Presión y estado de los neumáticos
Los dibujos que incluyen aumentan la adherencia al terreno y disminuyen la posibilidad de deslizamiento. La profundidad idónea es de 2,5 milímetros, y por debajo de 1,6 no está permitido circular.
Un aspecto especialmente crítico en verano es la presión: el calor aumenta la presión del aire en los neumáticos (aproximadamente 0,1 bar por cada 10 °C de incremento de temperatura).
Por eso, comprueba la presión siempre en frío, antes de comenzar el trayecto, siguiendo las indicaciones del fabricante (lo verás en el manual o en la pegatina del marco de la puerta del conductor). Circular con los neumáticos sobreinflados o desinflados en verano aumenta considerablemente el riesgo de reventón en carretera.
Revisa también que no hay abultamientos ni grietas en los flancos, señales inequívocas de que el neumático debe sustituirse antes de salir.
Líquido de frenos y estado de las pastillas
El líquido de frenos está situado en la parte delantera del vehículo, junto con los demás depósitos. Es clave para que el sistema de frenado funcione correctamente. Si el líquido de frenos está en niveles bajos, incrementa la distancia de frenado de manera peligrosa. Debe encontrarse entre los límites de máximo y mínimo.
Además del nivel, presta atención al estado de las pastillas de freno. En verano, los descensos de puerto o las largas rectas de autovía a alta velocidad someten al sistema de frenado a un esfuerzo extra.
Si notas ruidos metálicos al frenar, vibración en el pedal o que el coche tira hacia un lado al frenar, es señal de que las pastillas deben revisarse o sustituirse antes de emprender el viaje.
Sistema de refrigeración y aire acondicionado
El sistema de refrigeración del motor es uno de los más exigidos en verano. Comprueba que el nivel del líquido refrigerante/anticongelante (en frío) esté entre las marcas de mínimo y máximo del depósito de expansión. Un nivel bajo puede provocar el sobrecalentamiento del motor, con las costosas consecuencias que eso implica.

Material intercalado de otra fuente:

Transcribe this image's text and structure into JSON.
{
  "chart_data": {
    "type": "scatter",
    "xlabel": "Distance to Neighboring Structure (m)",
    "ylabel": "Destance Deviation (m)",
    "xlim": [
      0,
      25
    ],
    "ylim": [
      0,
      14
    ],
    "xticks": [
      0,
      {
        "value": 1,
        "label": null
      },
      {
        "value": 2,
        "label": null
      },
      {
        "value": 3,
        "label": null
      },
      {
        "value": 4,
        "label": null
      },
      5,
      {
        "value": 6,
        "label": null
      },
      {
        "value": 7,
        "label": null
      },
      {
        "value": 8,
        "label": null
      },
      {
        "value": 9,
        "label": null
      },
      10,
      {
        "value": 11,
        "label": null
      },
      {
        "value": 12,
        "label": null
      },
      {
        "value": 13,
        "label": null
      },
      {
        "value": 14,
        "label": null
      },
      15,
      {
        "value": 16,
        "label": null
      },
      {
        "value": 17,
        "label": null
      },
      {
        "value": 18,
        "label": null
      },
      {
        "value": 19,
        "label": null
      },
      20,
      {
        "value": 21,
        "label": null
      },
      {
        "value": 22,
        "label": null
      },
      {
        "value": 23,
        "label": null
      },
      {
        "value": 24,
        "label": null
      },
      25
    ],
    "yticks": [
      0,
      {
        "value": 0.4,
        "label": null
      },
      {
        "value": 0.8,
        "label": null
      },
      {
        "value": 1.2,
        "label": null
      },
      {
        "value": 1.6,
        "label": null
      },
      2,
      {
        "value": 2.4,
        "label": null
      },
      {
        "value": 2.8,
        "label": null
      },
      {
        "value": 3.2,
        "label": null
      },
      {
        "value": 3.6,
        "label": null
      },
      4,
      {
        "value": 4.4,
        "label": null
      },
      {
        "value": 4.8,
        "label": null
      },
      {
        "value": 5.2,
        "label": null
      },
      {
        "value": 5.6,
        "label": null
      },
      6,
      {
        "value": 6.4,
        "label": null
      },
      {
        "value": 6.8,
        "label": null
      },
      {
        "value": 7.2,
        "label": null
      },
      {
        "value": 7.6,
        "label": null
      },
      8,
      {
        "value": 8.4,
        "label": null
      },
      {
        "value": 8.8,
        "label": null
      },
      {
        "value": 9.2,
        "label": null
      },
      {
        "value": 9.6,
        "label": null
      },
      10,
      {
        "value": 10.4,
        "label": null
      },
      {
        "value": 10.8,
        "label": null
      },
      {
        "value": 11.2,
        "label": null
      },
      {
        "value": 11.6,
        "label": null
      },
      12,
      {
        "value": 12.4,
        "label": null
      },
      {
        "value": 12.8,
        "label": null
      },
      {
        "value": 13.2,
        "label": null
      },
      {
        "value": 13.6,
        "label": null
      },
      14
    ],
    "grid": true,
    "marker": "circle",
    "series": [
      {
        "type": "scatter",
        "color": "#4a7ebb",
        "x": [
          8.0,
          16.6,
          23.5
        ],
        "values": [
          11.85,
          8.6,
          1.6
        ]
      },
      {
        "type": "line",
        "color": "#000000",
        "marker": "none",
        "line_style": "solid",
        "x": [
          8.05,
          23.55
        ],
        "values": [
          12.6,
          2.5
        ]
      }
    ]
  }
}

En cuanto al aire acondicionado, verifica que enfría correctamente antes de salir. Pide que lo inspeccionen cada 10.000 kilómetros y que lo hagan también en las revisiones del coche.
Procura que verifiquen las condiciones del evaporador, la válvula de expansión y el compresor. Un aire acondicionado en mal estado no solo reduce el confort, sino que puede aumentar el cansancio al volante y, con ello, el riesgo de accidente.